The train itself fulfills the sci-fi requirement of kind of cool, kind of silly but engrossing and visually exciting setting. Eschewing any notion of ‘hard-sci-fi’ that demands the mechanics of the future makes sense, Snowpiercer instead just wants to own it’s thematic conceit or otherwise have fun with the idea of a hell-train at the end of the world. The cars don’t really make sense. The living situation does not make sense. Some shots shoot the train as way wider than others. Exterior shots of the train reveal many more cars than our protagonists have actually traveled though. But it doesn’t matter, a setting does not require sense or even internal consistency’ to thrive. The train exists, regardless of wonky geometry, and the Earth has indeed frozen over outside. The camera shows us and an excellent cast sells it.

Snowpiercer is violent.

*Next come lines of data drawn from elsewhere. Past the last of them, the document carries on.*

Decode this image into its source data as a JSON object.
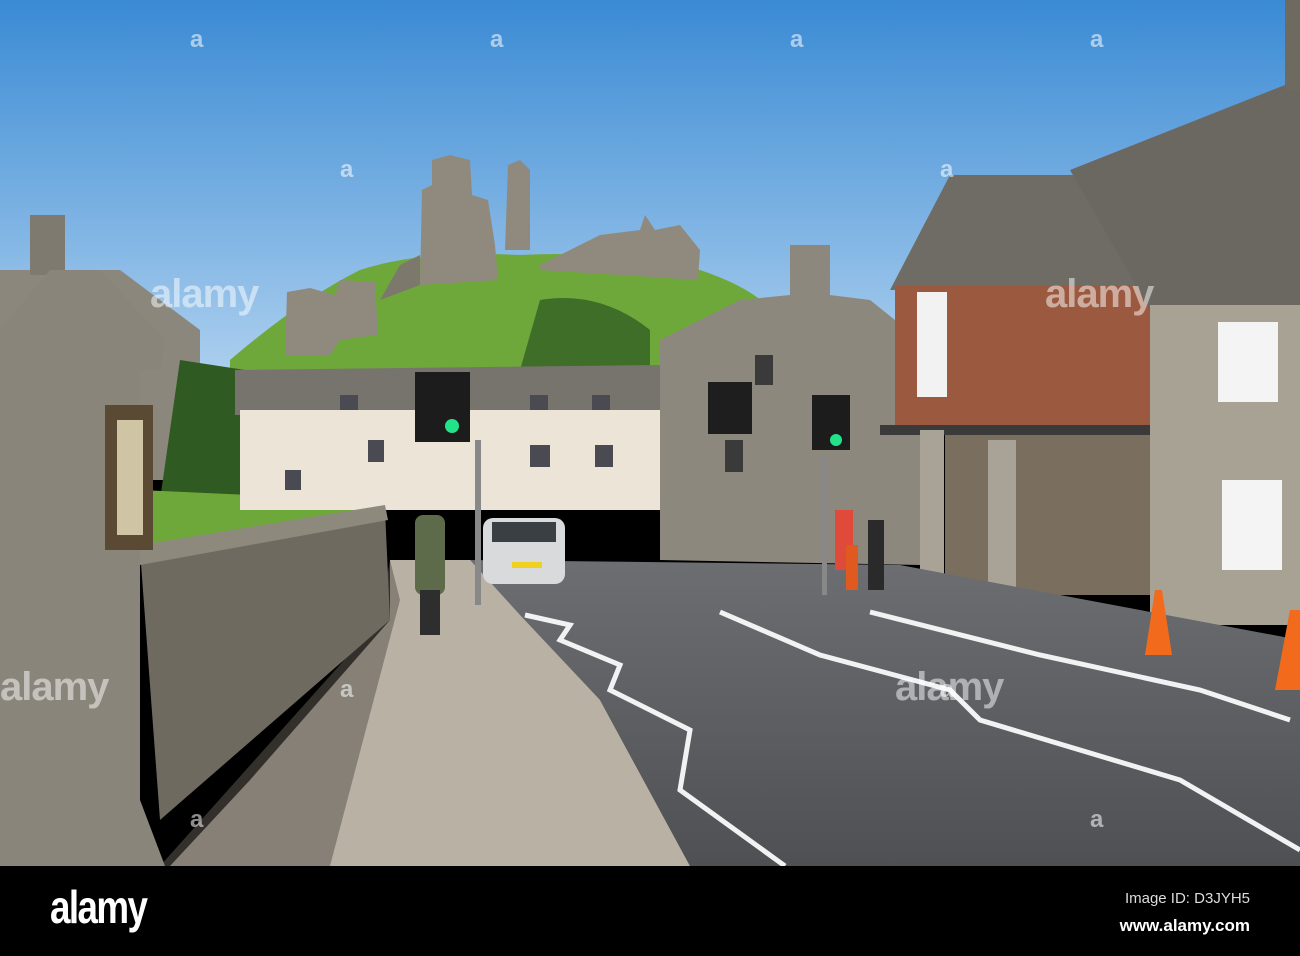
{
  "photo": {
    "subject": "Corfe Castle village street",
    "colors": {
      "sky_top": "#3f8fd6",
      "sky_bottom": "#a9cdee",
      "grass": "#6fa83a",
      "stone": "#8a857a",
      "road": "#5e6064",
      "pavement": "#b9b2a4",
      "brick": "#9b5a40"
    }
  },
  "watermark": {
    "mark": "a",
    "wordmark": "alamy"
  },
  "footer": {
    "logo": "alamy",
    "image_id": "Image ID: D3JYH5",
    "site": "www.alamy.com"
  }
}
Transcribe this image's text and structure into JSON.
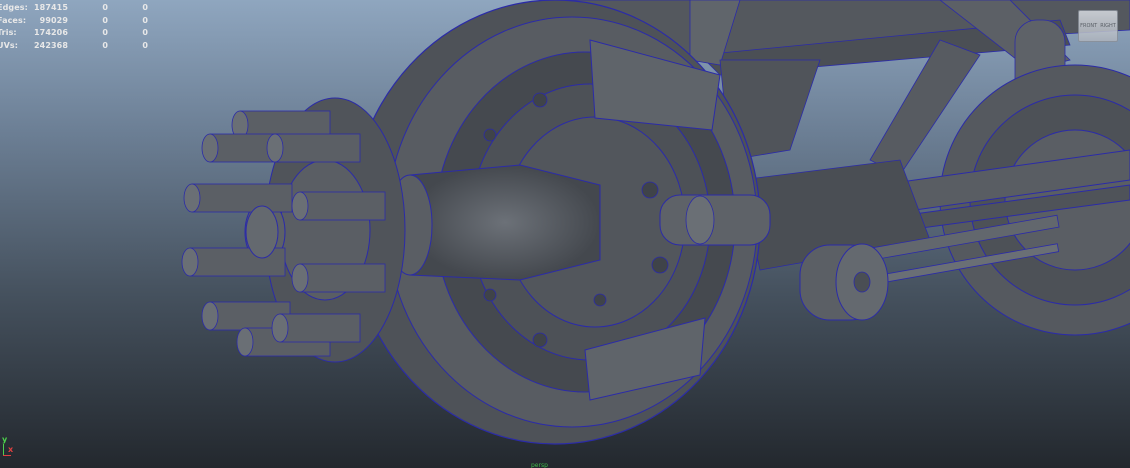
{
  "hud": {
    "rows": [
      {
        "label": "Edges:",
        "v1": "187415",
        "v2": "0",
        "v3": "0"
      },
      {
        "label": "Faces:",
        "v1": "99029",
        "v2": "0",
        "v3": "0"
      },
      {
        "label": "Tris:",
        "v1": "174206",
        "v2": "0",
        "v3": "0"
      },
      {
        "label": "UVs:",
        "v1": "242368",
        "v2": "0",
        "v3": "0"
      }
    ]
  },
  "viewcube": {
    "left_label": "FRONT",
    "right_label": "RIGHT"
  },
  "axis": {
    "y_label": "y",
    "x_label": "x"
  },
  "camera": {
    "name": "persp"
  },
  "colors": {
    "wire": "#2b2ba8",
    "mesh_fill": "#555a60",
    "mesh_dark": "#3f4349",
    "mesh_light": "#6a6f76"
  }
}
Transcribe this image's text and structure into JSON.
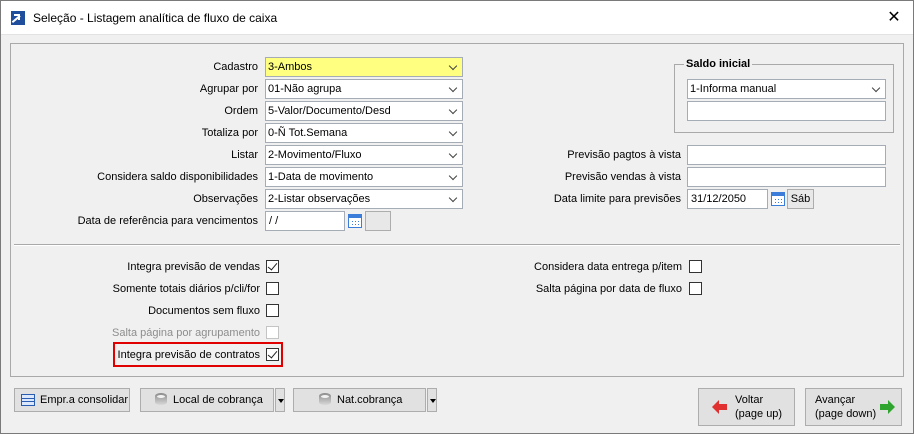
{
  "window": {
    "title": "Seleção - Listagem analítica de fluxo de caixa",
    "close_glyph": "✕"
  },
  "form": {
    "cadastro": {
      "label": "Cadastro",
      "value": "3-Ambos"
    },
    "agrupar": {
      "label": "Agrupar por",
      "value": "01-Não agrupa"
    },
    "ordem": {
      "label": "Ordem",
      "value": "5-Valor/Documento/Desd"
    },
    "totaliza": {
      "label": "Totaliza por",
      "value": "0-Ñ Tot.Semana"
    },
    "listar": {
      "label": "Listar",
      "value": "2-Movimento/Fluxo"
    },
    "saldo_disp": {
      "label": "Considera saldo disponibilidades",
      "value": "1-Data de movimento"
    },
    "observacoes": {
      "label": "Observações",
      "value": "2-Listar observações"
    },
    "data_ref": {
      "label": "Data de referência para vencimentos",
      "value": " / /"
    }
  },
  "saldo_inicial": {
    "title": "Saldo inicial",
    "select_value": "1-Informa manual",
    "input_value": ""
  },
  "previsao": {
    "pagtos": {
      "label": "Previsão pagtos à vista",
      "value": ""
    },
    "vendas": {
      "label": "Previsão vendas à vista",
      "value": ""
    },
    "data_limite": {
      "label": "Data limite para previsões",
      "value": "31/12/2050",
      "day": "Sáb"
    }
  },
  "checkboxes": {
    "integra_vendas": {
      "label": "Integra previsão de vendas",
      "checked": true
    },
    "somente_totais": {
      "label": "Somente totais diários p/cli/for",
      "checked": false
    },
    "docs_sem_fluxo": {
      "label": "Documentos sem fluxo",
      "checked": false
    },
    "salta_agrup": {
      "label": "Salta página por agrupamento",
      "checked": false,
      "disabled": true
    },
    "integra_contratos": {
      "label": "Integra previsão de contratos",
      "checked": true
    },
    "considera_entrega": {
      "label": "Considera data entrega p/item",
      "checked": false
    },
    "salta_fluxo": {
      "label": "Salta página por data de fluxo",
      "checked": false
    }
  },
  "buttons": {
    "empr": "Empr.a consolidar",
    "local_cobranca": "Local de cobrança",
    "nat_cobranca": "Nat.cobrança",
    "voltar_1": "Voltar",
    "voltar_2": "(page up)",
    "avancar_1": "Avançar",
    "avancar_2": "(page down)"
  },
  "colors": {
    "highlight": "#e00000",
    "required_field": "#ffff80",
    "back_arrow": "#e03030",
    "next_arrow": "#2fa52f"
  }
}
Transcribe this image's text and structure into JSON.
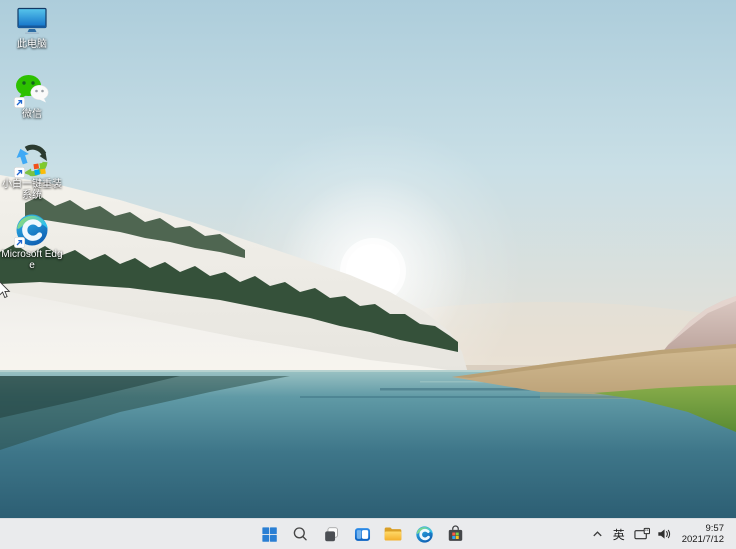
{
  "desktop_icons": [
    {
      "id": "this-pc",
      "label": "此电脑",
      "shortcut": false
    },
    {
      "id": "wechat",
      "label": "微信",
      "shortcut": true
    },
    {
      "id": "xiaobai-reinstall",
      "label": "小白一键重装系统",
      "shortcut": true
    },
    {
      "id": "microsoft-edge",
      "label": "Microsoft Edge",
      "shortcut": true
    }
  ],
  "taskbar": {
    "buttons": [
      {
        "icon": "windows-start-icon"
      },
      {
        "icon": "search-icon"
      },
      {
        "icon": "task-view-icon"
      },
      {
        "icon": "widgets-icon"
      },
      {
        "icon": "file-explorer-icon"
      },
      {
        "icon": "edge-icon"
      },
      {
        "icon": "microsoft-store-icon"
      }
    ],
    "tray": {
      "chevron_icon": "chevron-up-icon",
      "ime_label": "英",
      "icons": [
        "network-icon",
        "volume-icon"
      ],
      "clock": {
        "time": "9:57",
        "date": "2021/7/12"
      }
    }
  },
  "colors": {
    "taskbar_bg": "#f2f3f5",
    "start_blue": "#2a7fd4",
    "sky_top": "#adcddb",
    "sky_horizon": "#e8e2d8",
    "water_mid": "#3e7689",
    "water_deep": "#2c5e73",
    "tree_green": "#35513a",
    "reed_tan": "#c7af85",
    "grass_green": "#6d9c3e",
    "mountain_pink": "#c4aba6"
  }
}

The type of violent that causes the audience to gasp in unison or tense up. The kind that is totally expected but then sudden and unexpected when it actually happens. It is also funny, in a zany, occasionally campy sort of way. There’s times where it’s unclear if you’re supposed to laugh or not. I don’t know if this is simply because this is the kind of movie that gets translated and marketed in the US or if these are actually major traits of Korean cinema, but I feel like every Korean movie I have ever seen is similar. Funny and violent, often at the same time.

Anyway, in case you missed this in the first paragraph. Go see it.